Wednesday, July 20, 2005

Historic Zoning

If you never work on your house, then you probably don't think much about zoning. To make up for that, people like my neighbors think about zoning A LOT.

Here's a map of the area where I live:
As you might guess, R-zoning is residential. R-1A is for single-family homes and duplexes (maybe some other house-like apartment buildings). O is for offices, C is commercial, and I is industrial. The number designates the "density."

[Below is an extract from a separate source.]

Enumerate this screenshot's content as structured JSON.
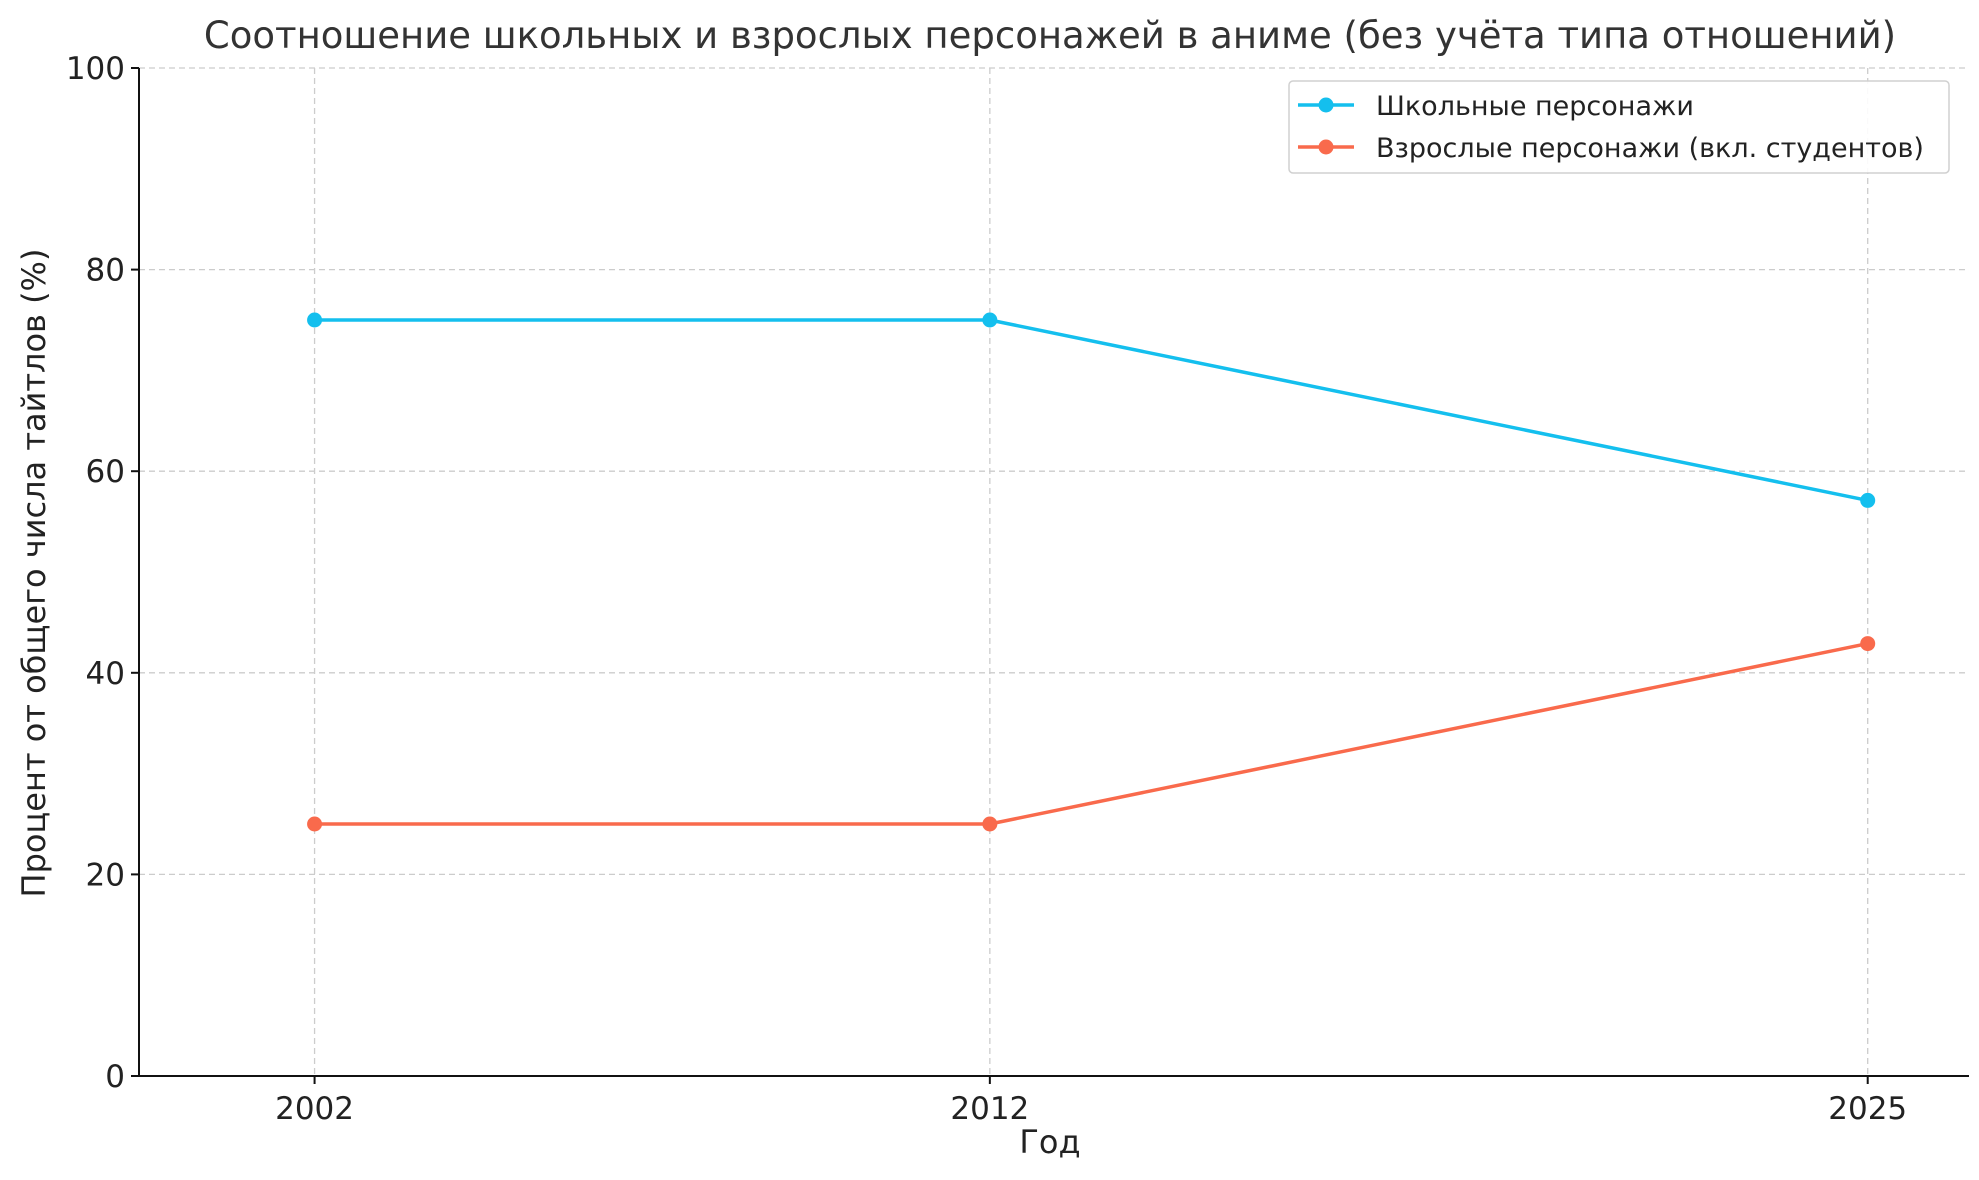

The important part here are the diagonal lines -- any area that is shaded in with diagonal lines also carries the overlay zoning of H-1, which is historic zoning. My house is in one of those medium-yellow islands of R-1A without H-1, so I do not need to get permission from the Historic Zoning Board before making exterior changes. This is good because it's one less hoop for me to jump through. I would say that it's also bad because some of the stupid things that previous owners did were clearly inconsistent with the guidelines; however, since their work isn't anywhere near being up to code, I would guess that they didn't even have a building permit, so bureacracy probably wouldn't have come to the rescue.

Here is the great part: if you're in the historic zoning, then you need approval for every exterior change (down to small details -- like the color of the mortar when you have brickwork repointed). However, the city law director recently informed the city council that, in his opinion, you can un-zone your property out of H-1 JUST BY ASKING. That's right: anyone who doesn't want to comply with the historic guidelines can just ask the city council to remove the property from the H-1 overlay, and the rules will no longer apply!

My neighbors have whipped themselves into a frenzy: Call the city council! Hold a meeting! Call the zoning board! Email the entire neighborhood! This MUST BE STOPPED!

I am waiting to see a schism: wealthy gentrifiers versus absentee landlords and everyone else with a lack of patience about the historic rules. I will watch this from the sidelines -- unless someone tries to take away my right to install storm windows.